Art. XIII, sec. 1 directs:
Bureau of immigration -- Commissioner. There shall be established a bureau of immigration, labor and statistics, which shall be under the charge of a commissioner of immigration, labor and statistics, who shall be appointed by the governor, by and with the consent of the senate. The commissioner shall hold his office for two years, and until his successor shall have been appointed and qualified, unless sooner removed. The commissioner shall collect information upon the subject of labor, its relation to capital, the hours of labor and the earnings of laboring men and women, and the means of promoting their material, social, intellectual and moral prosperity. The commissioner shall annually make a report in writing to the governor of the state of the information collected and collated by him, and containing such recommendations as he may deem calculated to promote the efficiency of the bureau.Yet when I search Idaho government pages for information about this "Bureau of Immigration Commissioner," and search the Idaho Code, the only actual reference that I can find is in this report from the Division of Building Safety, which acknowledges that the Bureau of Immigration Labor and Statistics was created in 1899, and eliminated in 1919.

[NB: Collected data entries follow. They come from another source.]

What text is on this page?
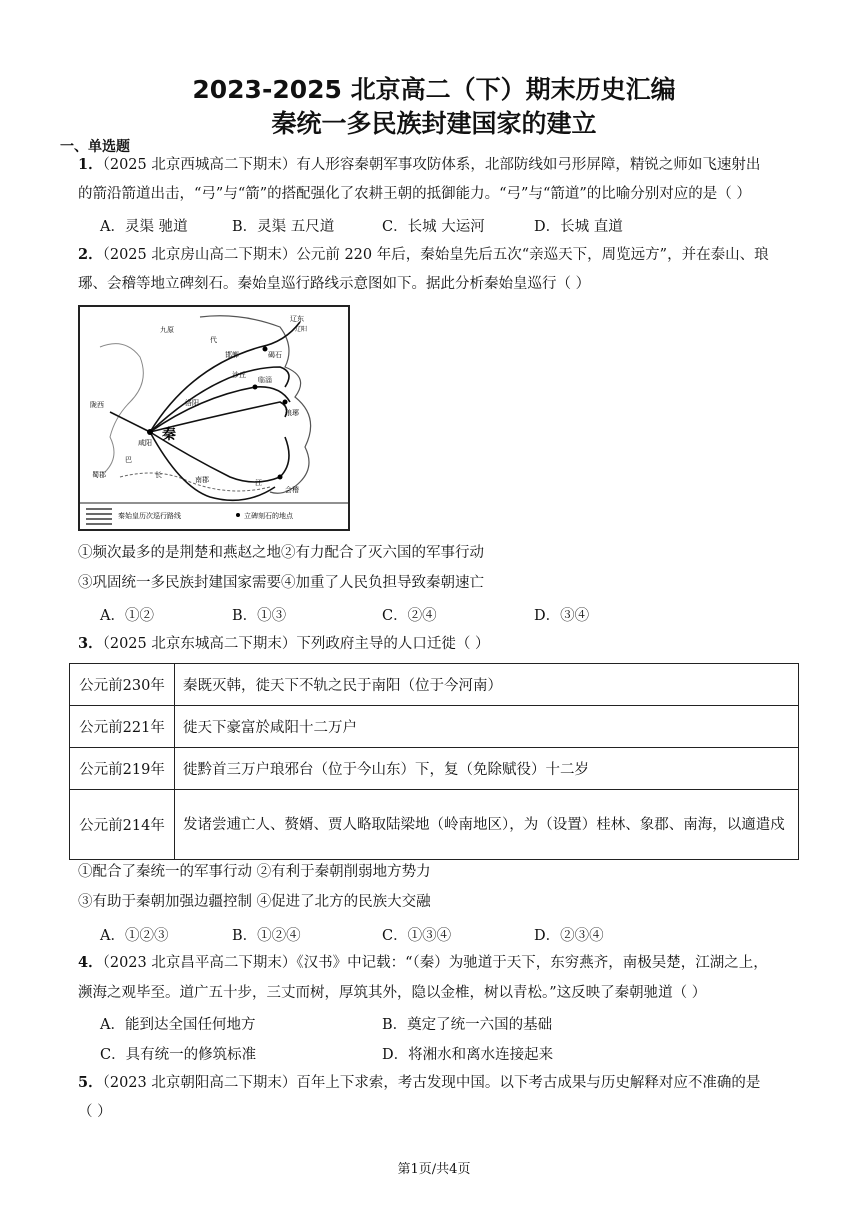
2023-2025 北京高二（下）期末历史汇编
秦统一多民族封建国家的建立
一、单选题
1．（2025 北京西城高二下期末）有人形容秦朝军事攻防体系，北部防线如弓形屏障，精锐之师如飞速射出
的箭沿箭道出击，“弓”与“箭”的搭配强化了农耕王朝的抵御能力。“弓”与“箭道”的比喻分别对应的是（ ）
A．灵渠 驰道	B．灵渠 五尺道	C．长城 大运河	D．长城 直道
2．（2025 北京房山高二下期末）公元前 220 年后，秦始皇先后五次“亲巡天下，周览远方”，并在泰山、琅
琊、会稽等地立碑刻石。秦始皇巡行路线示意图如下。据此分析秦始皇巡行（ ）
辽东
辽阳
九原
代
邯郸
洛阳
沙丘
临淄
琅琊
陇西
咸阳 秦
会稽
南郡
蜀郡	长
江
巴
碣石
秦始皇历次巡行路线	立碑刻石的地点
①频次最多的是荆楚和燕赵之地②有力配合了灭六国的军事行动
③巩固统一多民族封建国家需要④加重了人民负担导致秦朝速亡
A．①②	B．①③	C．②④	D．③④
3．（2025 北京东城高二下期末）下列政府主导的人口迁徙（ ）
公元前230年	秦既灭韩，徙天下不轨之民于南阳（位于今河南）
公元前221年	徙天下豪富於咸阳十二万户
公元前219年	徙黔首三万户琅邪台（位于今山东）下，复（免除赋役）十二岁
公元前214年	发诸尝逋亡人、赘婿、贾人略取陆梁地（岭南地区），为（设置）桂林、象郡、南海，以適遣戍
①配合了秦统一的军事行动 ②有利于秦朝削弱地方势力
③有助于秦朝加强边疆控制 ④促进了北方的民族大交融
A．①②③	B．①②④	C．①③④	D．②③④
4．（2023 北京昌平高二下期末）《汉书》中记载：“（秦）为驰道于天下，东穷燕齐，南极吴楚，江湖之上，
濒海之观毕至。道广五十步，三丈而树，厚筑其外，隐以金椎，树以青松。”这反映了秦朝驰道（ ）
A．能到达全国任何地方	B．奠定了统一六国的基础
C．具有统一的修筑标准	D．将湘水和离水连接起来
5．（2023 北京朝阳高二下期末）百年上下求索，考古发现中国。以下考古成果与历史解释对应不准确的是
（ ）
第1页/共4页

State constitutions tend to accumulate debris over time, as ideas of one era become unfashionable, or get struck down by the courts--but tend not to get removed, since this requires a vote of the people to amend the state constitution. I've read that the infamous "The Chinese" article XIX of the 1879 California Constitution wasn't actually removed until 1952, even though it had been unenforceable for a long time before that. If Idaho Const., Art. XIII, sec. 1 merely granted authority to the legislature to create such a bureau, and the governor to appoint such a commissioner, that would be one thing. But this seems to obligate both to do both. A general cleanup of the Idaho Constitution would seem like a good idea.
I'm pretty sure that Art. XIII, sec. 5 is also no longer enforced:
Aliens not to be employed on public work. No person, not a citizen of the United States, or who has not declared his intention to become such, shall be employed upon, or in connection with, any state or municipal works.This is probably the more subtle Idaho version of the California Constitution's Art. XIX. It is pretty clearly contrary to the Fourteenth Amendment's equal protection clause, which has been repeatedly recognized to protect the rights of permanent residents.